Llorens’ conspiracy to commit grand theft charge has an enhancement of stealing more than $200,000. She could face a maximum sentence of five years in prison. Her plea deal guarantees that she will be sentenced to 180 days in jail, serve three years of probation and pay restitution.
Judge Scott Steffen scheduled Llorens to return to court Dec. 5 to be formally sentenced. But her sentencing could be postponed until the prosecution against Pontillo and Davis has concluded.
Pontillo is charged with conspiracy to kidnap for the purpose of extortion, conspiracy to commit grand theft and violating state insurance regulations.

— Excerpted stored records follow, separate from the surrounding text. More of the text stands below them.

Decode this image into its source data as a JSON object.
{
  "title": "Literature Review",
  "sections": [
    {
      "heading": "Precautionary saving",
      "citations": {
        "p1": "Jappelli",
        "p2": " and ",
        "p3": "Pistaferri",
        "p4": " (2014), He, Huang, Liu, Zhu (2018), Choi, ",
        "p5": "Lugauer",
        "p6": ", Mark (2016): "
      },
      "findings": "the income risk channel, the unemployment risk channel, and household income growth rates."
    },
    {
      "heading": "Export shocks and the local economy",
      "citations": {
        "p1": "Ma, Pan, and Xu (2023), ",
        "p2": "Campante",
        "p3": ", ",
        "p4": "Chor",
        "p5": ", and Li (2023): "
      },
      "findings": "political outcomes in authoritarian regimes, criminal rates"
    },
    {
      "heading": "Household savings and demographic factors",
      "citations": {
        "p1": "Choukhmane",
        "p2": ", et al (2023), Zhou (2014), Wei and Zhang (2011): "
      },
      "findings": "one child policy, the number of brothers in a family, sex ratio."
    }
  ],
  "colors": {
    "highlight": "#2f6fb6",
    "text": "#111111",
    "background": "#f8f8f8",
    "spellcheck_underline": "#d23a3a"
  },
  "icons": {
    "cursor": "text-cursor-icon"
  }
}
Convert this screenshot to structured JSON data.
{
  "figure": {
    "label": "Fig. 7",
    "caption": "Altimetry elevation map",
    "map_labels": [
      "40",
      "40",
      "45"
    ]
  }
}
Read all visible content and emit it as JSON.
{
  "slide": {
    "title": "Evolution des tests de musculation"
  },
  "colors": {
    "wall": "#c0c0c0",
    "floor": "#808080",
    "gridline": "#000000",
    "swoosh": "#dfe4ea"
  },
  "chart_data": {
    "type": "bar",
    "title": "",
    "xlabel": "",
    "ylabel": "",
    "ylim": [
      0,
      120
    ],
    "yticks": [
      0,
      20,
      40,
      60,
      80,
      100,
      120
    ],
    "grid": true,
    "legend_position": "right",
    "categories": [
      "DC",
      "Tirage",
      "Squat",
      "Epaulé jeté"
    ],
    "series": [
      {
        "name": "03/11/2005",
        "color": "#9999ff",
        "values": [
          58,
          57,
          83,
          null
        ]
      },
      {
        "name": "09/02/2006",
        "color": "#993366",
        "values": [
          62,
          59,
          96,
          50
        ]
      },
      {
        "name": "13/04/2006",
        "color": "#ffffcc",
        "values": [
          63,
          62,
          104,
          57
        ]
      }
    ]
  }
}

Davis is charged with conspiracy to commit grand theft, perjury and violating state insurance regulations.
Authorities have said Llorens and Pontillo were responsible for handcuffing the clients and threatening them at the Yosemite Boulevard business from 2006 to 2008. Six people believed to have been victims are listed in court documents.
The scheme was for the sole purpose of extorting a bail bond “premium debt,” or additional payment, state investigators have said. The clients who could not make the payments were sent back to jail without cause, investigators said.
According to the investigators, Pontillo, Llorens and Davis conspired from 2006 to 2010 to defraud the county of money owed or soon to be owed under the bail forfeiture process.
The investigators said the defendants submitted bonds to the county to falsely represent that a fugitive of the court had been apprehended. Llorens and Davis were charged with perjury, accused of trying to further the scheme.
Pontillo’s trial is scheduled to start Monday in Stanislaus Superior Court. Davis is scheduled to return to court Oct. 3 for a pretrial hearing.